À l’heure actuelle, les danses sonideras peuvent être réalisées dans des espaces très diversifiés, car elles sont itinérantes et font partie des pratiques d’appropriation des espaces publics (comme la rue ou les esplanades) de la part des classes populaires urbaines. Cela a donné lieu à des tensions entre les adeptes du milieu et les divers groupes d’habitants de la ville qui associent généralement les sonideros à la délinquance et à la consommation de drogues. À cet égard, le milieu sonidero est tout aussi « dénigré » que la cumbia dans le champ de la consommation musicale au Mexique.
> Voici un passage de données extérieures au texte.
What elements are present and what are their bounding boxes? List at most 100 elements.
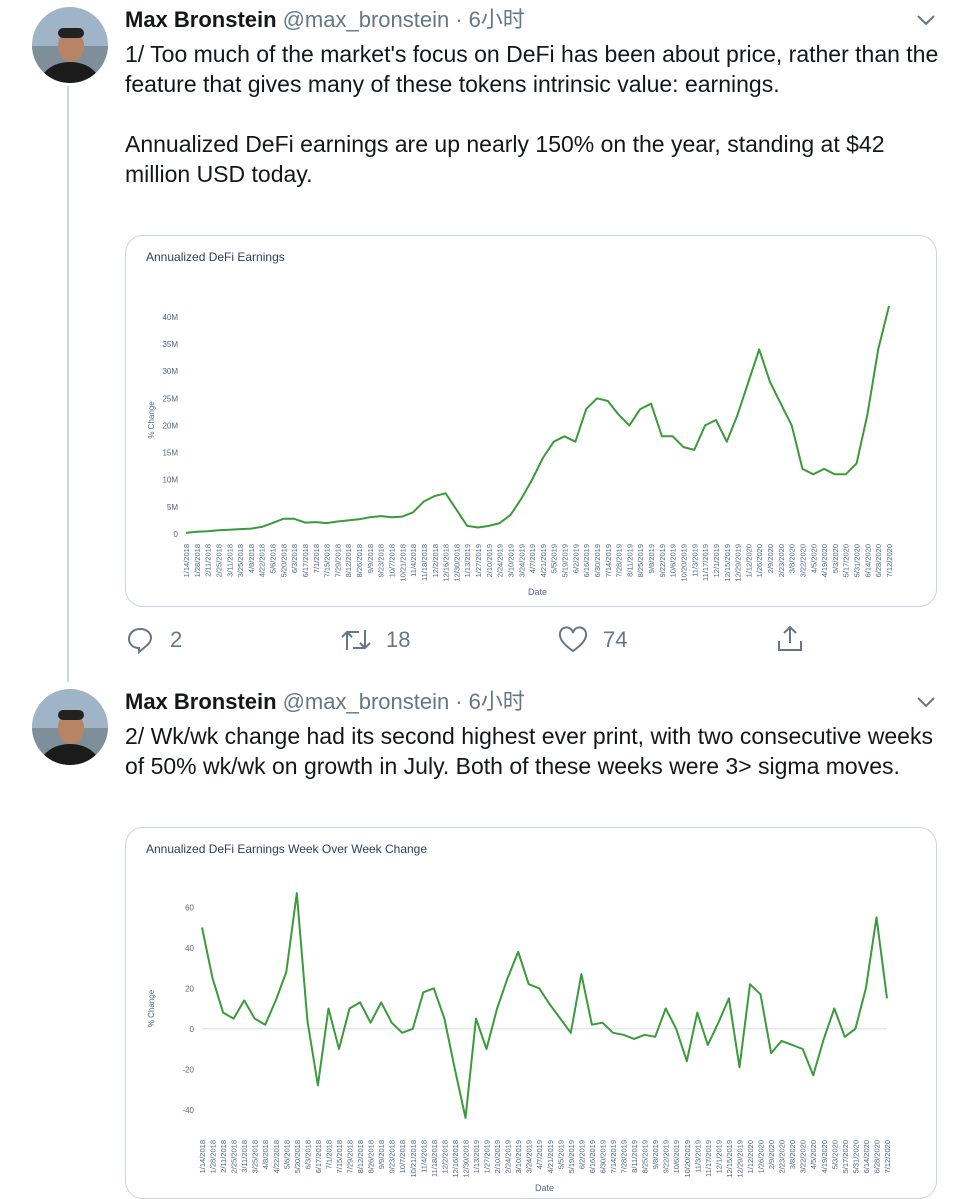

Sa distance par rapport aux industries culturelles dominantes; son autonomie face aux politiques culturelles nationales; ses rapports étroits avec les pratiques économiques populaires de survie, et le caractère clandestin de sa production et de sa consommation (piraterie, appropriation illégale des lieux publics et altération de ses usages « adéquats ») ont valu au milieu sonidero d’être considéré comme l’un des espaces les plus décriés de la consommation musicale au Mexique.

Les sonidos à Puebla[5]

Puebla est une ville mexicaine située au centre du pays et qui compte à l’heure actuelle environ deux millions d’habitants. Deux facteurs socio-économiques ont rendu possible l’apparition des sonidos dans cette ville. Premièrement, la montée, dans les années 1980, de l’économie populaire urbaine qui s’est traduite par la prolifération d’espaces de commerce visant les classes défavorisées locales : des zones de commerce ambulant ou des centres commerciaux populaires. C’est dans ces types d’espaces commerciaux que les principaux représentants du milieu ont proliféré : les personnes en charge de la « publicité », les ateliers d’électronique, les techniciens et les propriétaires des équipements électroniques. Deuxièmement, il y a eu le soutien financier des émigrants de la ville qui, face aux difficiles conditions de vie du pays, ont fait augmenter la migration urbaine illégale vers les États-Unis. Les migrants de Puebla se trouvent surtout à New York, où les sonidos mexicains réalisent aussi des prestations. La plupart des sonidos de Puebla s’avèrent être de petites entreprises économiques, pullulant partout dans les zones pauvres de la ville et constituées de six ou sept personnes : le propriétaire, le locuteur et le reste des travailleurs (qui effectuent le montage de l’équipement électronique).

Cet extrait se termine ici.